O CMN, colegiado que tomou a decisão, é formado pelos ministros Fernando Haddad (Fazenda), Simone Tebet (Planejamento e Orçamento) e pelo presidente do Banco Central, Roberto Campos Neto.

"A orientação para a ampliação do volume de operações com garantia da União foi motivada pelo custo significativamente menor dessas operações para os entes subnacionais, bem como pelo novos instrumentos de garantias às Parcerias Público Privadas (PPPs) ofertados pelo Tesouro Nacional", diz a Fazenda em nota.

A ampliação dos limites é uma forma de o governo antecipar o efeito prático de medidas anunciadas há um mês pelo Ministério da Fazenda e que buscam justamente flexibilizar a concessão de financiamentos a estados e municípios.

Uma das medidas anunciadas mudar as regras de avaliação da saúde financeira de estados e municípios, sintetizadas em uma nota conhecida como Capag (capacidade de pagamento).

O Tesouro calcula a nota de classificação de risco com base em três indicadores (endividamento, poupança corrente e liquidez). Pelas regras atuais, apenas estados e municípios com notas "A" e "B" têm acesso a crédito com aval da União, numa escala que vai até "D".

A proposta do governo é introduzir um critério alternativo para que mais estados e municípios alcancem a nota máxima. A intenção é avaliar a chamada resiliência financeira: se o saldo de caixa livre for maior que 7,5% da RCL (receita corrente líquida), o ente com nota "B" poderá ser reclassificado com Capag "A".

De acordo com o governo, a mudança beneficiaria estados como Ceará, Bahia, São Paulo e Paraná e mais de 400 municípios, incluindo as capitais Belo Horizonte, Porto Alegre, Salvador, Curitiba e outras.

Além de flexibilizar os critérios para obter nota "A", o governo quer isentar essa categoria dos limites hoje definidos pelo CMN para a concessão de operações de crédito —e agora ampliados para o ano de 2023. Na prática, estados e municípios com nota máxima poderiam contratar operações sem precisar observar o teto definido pelo colegiado.

As medidas foram submetidas pelo Tesouro Nacional a uma consulta pública, ainda em curso.

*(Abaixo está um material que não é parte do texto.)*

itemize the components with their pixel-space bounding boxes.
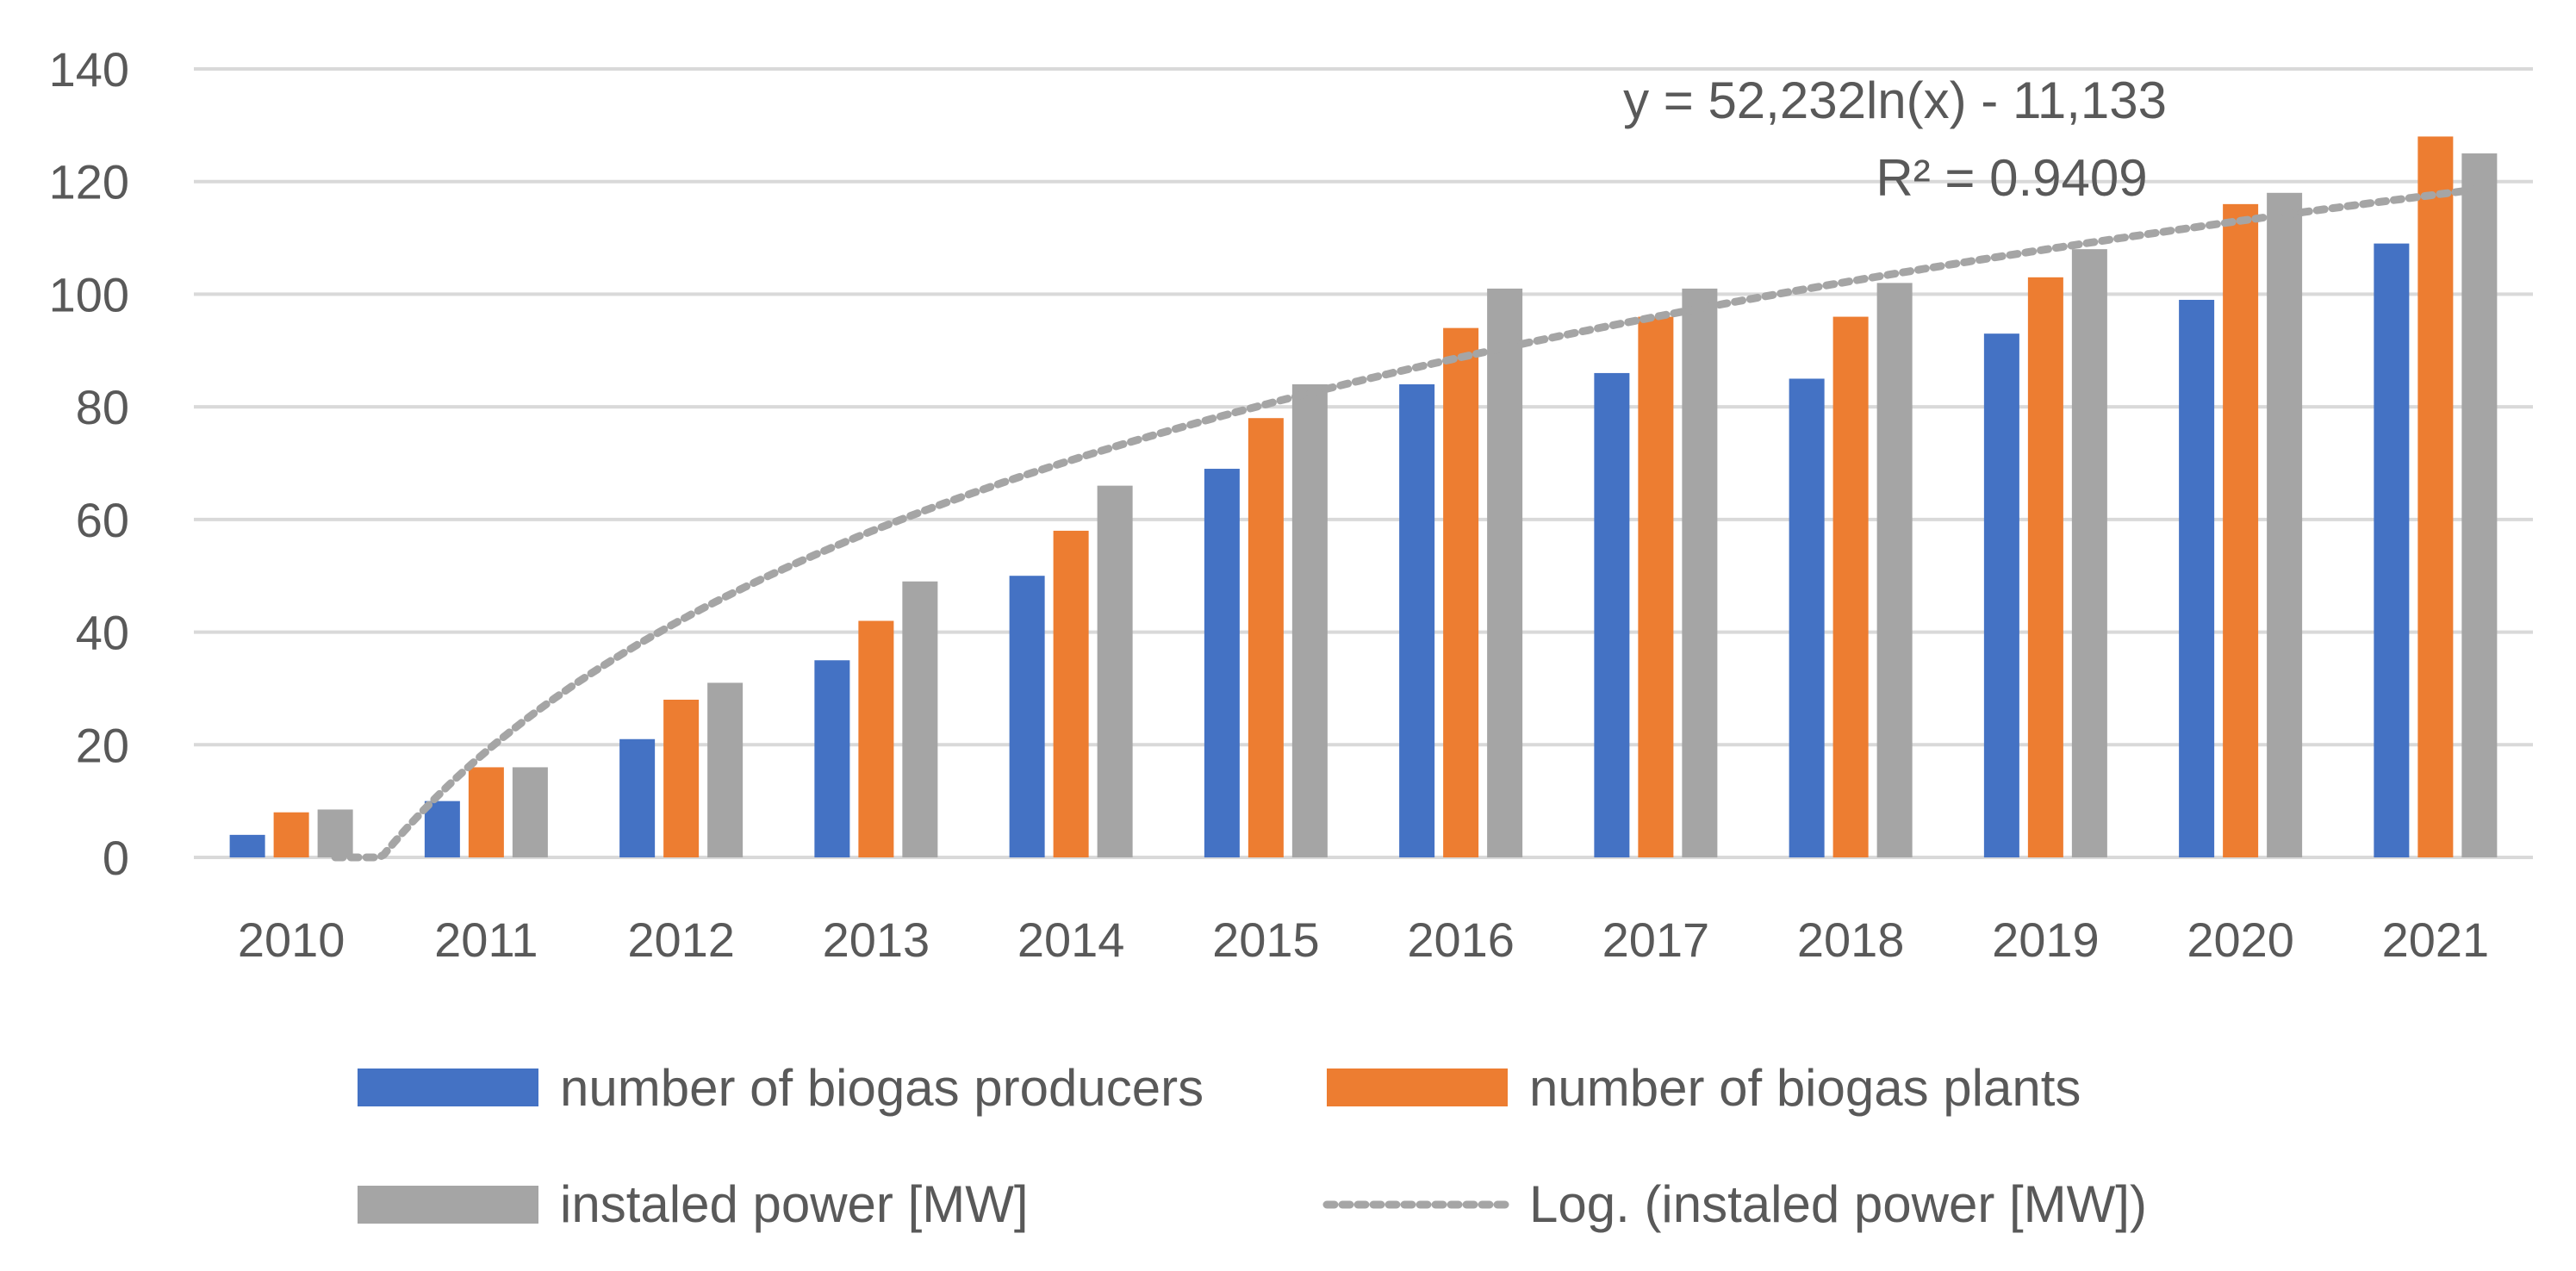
gridlines bbox=[194, 67, 2533, 859]
bar-power-2016 bbox=[1487, 288, 1523, 858]
legend-label-producers: number of biogas producers bbox=[560, 1059, 1204, 1117]
trendline-path bbox=[331, 185, 2484, 862]
x-tick-label: 2014 bbox=[1017, 913, 1125, 967]
bar-power-2013 bbox=[902, 581, 938, 857]
x-tick-label: 2018 bbox=[1797, 913, 1905, 967]
legend: number of biogas producers number of bio… bbox=[358, 1059, 2147, 1233]
bar-power-2020 bbox=[2267, 192, 2303, 858]
bar-power-2019 bbox=[2071, 249, 2107, 858]
y-axis: 0 20 40 60 80 100 120 140 bbox=[49, 42, 129, 885]
legend-swatch-producers bbox=[358, 1069, 538, 1106]
bar-power-2014 bbox=[1097, 485, 1133, 857]
bar-plants-2011 bbox=[468, 767, 504, 857]
legend-label-power: instaled power [MW] bbox=[560, 1175, 1029, 1233]
bar-producers-2019 bbox=[1983, 333, 2019, 857]
legend-label-plants: number of biogas plants bbox=[1529, 1059, 2081, 1117]
bar-plants-2018 bbox=[1832, 316, 1869, 858]
y-tick-label: 40 bbox=[76, 606, 129, 660]
bar-producers-2020 bbox=[2179, 299, 2215, 857]
bar-power-2018 bbox=[1876, 283, 1913, 857]
bar-producers-2016 bbox=[1399, 384, 1435, 857]
y-tick-label: 120 bbox=[49, 155, 129, 209]
bar-producers-2017 bbox=[1594, 372, 1630, 857]
bar-plants-2020 bbox=[2223, 203, 2259, 857]
bar-power-2017 bbox=[1682, 288, 1718, 858]
x-axis: 2010 2011 2012 2013 2014 2015 2016 2017 2018 2019… bbox=[238, 913, 2489, 967]
x-tick-label: 2012 bbox=[627, 913, 735, 967]
legend-swatch-power bbox=[358, 1186, 538, 1224]
legend-swatch-plants bbox=[1327, 1069, 1508, 1106]
bar-producers-2014 bbox=[1009, 576, 1045, 857]
bar-plants-2017 bbox=[1638, 316, 1674, 858]
bar-producers-2015 bbox=[1204, 469, 1240, 857]
y-tick-label: 140 bbox=[49, 42, 129, 97]
y-tick-label: 80 bbox=[76, 380, 129, 434]
legend-label-trendline: Log. (instaled power [MW]) bbox=[1529, 1175, 2147, 1233]
bar-producers-2018 bbox=[1789, 378, 1825, 857]
x-tick-label: 2019 bbox=[1992, 913, 2100, 967]
bars bbox=[229, 136, 2498, 858]
bar-power-2021 bbox=[2461, 153, 2498, 858]
y-tick-label: 20 bbox=[76, 718, 129, 772]
trendline-equation: y = 52,232ln(x) - 11,133 bbox=[1623, 72, 2167, 129]
bar-plants-2012 bbox=[663, 700, 700, 857]
x-tick-label: 2016 bbox=[1407, 913, 1515, 967]
x-tick-label: 2015 bbox=[1212, 913, 1320, 967]
bar-producers-2012 bbox=[619, 738, 656, 857]
bar-producers-2011 bbox=[424, 801, 460, 857]
bar-power-2015 bbox=[1291, 384, 1328, 857]
bar-plants-2014 bbox=[1053, 530, 1089, 857]
x-tick-label: 2021 bbox=[2382, 913, 2490, 967]
trendline bbox=[331, 185, 2484, 862]
bar-plants-2010 bbox=[273, 812, 309, 857]
bar-power-2010 bbox=[317, 809, 353, 857]
bar-plants-2015 bbox=[1248, 418, 1284, 857]
y-tick-label: 60 bbox=[76, 493, 129, 547]
x-tick-label: 2010 bbox=[238, 913, 345, 967]
x-tick-label: 2017 bbox=[1602, 913, 1710, 967]
x-tick-label: 2020 bbox=[2187, 913, 2294, 967]
bar-plants-2019 bbox=[2027, 277, 2063, 858]
bar-plants-2013 bbox=[858, 620, 894, 857]
bar-producers-2021 bbox=[2374, 243, 2410, 857]
bar-producers-2010 bbox=[229, 834, 265, 857]
x-tick-label: 2011 bbox=[434, 913, 538, 967]
bar-power-2011 bbox=[512, 767, 548, 857]
y-tick-label: 0 bbox=[103, 831, 129, 885]
x-tick-label: 2013 bbox=[823, 913, 930, 967]
trendline-r-squared: R² = 0.9409 bbox=[1876, 149, 2147, 207]
bar-producers-2013 bbox=[814, 660, 850, 857]
bar-power-2012 bbox=[707, 682, 744, 857]
y-tick-label: 100 bbox=[49, 267, 129, 321]
bar-plants-2016 bbox=[1443, 327, 1479, 858]
bar-plants-2021 bbox=[2417, 136, 2454, 857]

Ex-secretários, especialistas e até mesmo técnicos dos estados ouvidos sob reserva pela Folha receberam as propostas com preocupação, dada a intenção do governo de afrouxar a concessão de um tipo de crédito que já contribuiu para desequilíbrios no passado.

Além da consulta pública, outra parcela das medidas ainda depende de envio de projeto ao Congresso Nacional e apreciação pelos parlamentares, o que leva tempo. A resolução do CMN garante fôlego novo para governadores e prefeitos ainda este ano.

A medida também demonstra maior disposição da União em atuar como fiadora dos estados e municípios. Até então, a maior parte do limite (R$ 10 bilhões) estava alocada em operações sem garantia, enquanto uma fatia menor (R$ 6 bilhões) era destinada a financiamentos com aval da União.

Com os novos valores, o governo passa a conceder garantias de até R$ 15 bilhões neste ano, contra R$ 13 bilhões em operações sem ter o Tesouro como fiador.

A garantia ajuda a baratear o custo do financiamento para os estados e municípios, mas também traz um risco para a União, que precisa honrar os pagamentos em caso de calote. Os contratos preveem que o governo federal pode se ressarcir posteriormente, bloqueando repasses dos fundos de participação, mas isso não vem ocorrendo na prática.

Relatório do Tesouro com dados de julho mostra que o governo já honrou, desde 2016, R$ 59 bilhões em empréstimos de estados e municípios, mas só recuperou R$ 5,47 bilhões, seja porque os estados estão no RRF (Regime de Recuperação Fiscal), seja porque há decisões judiciais impedindo a execução das chamadas contragarantias.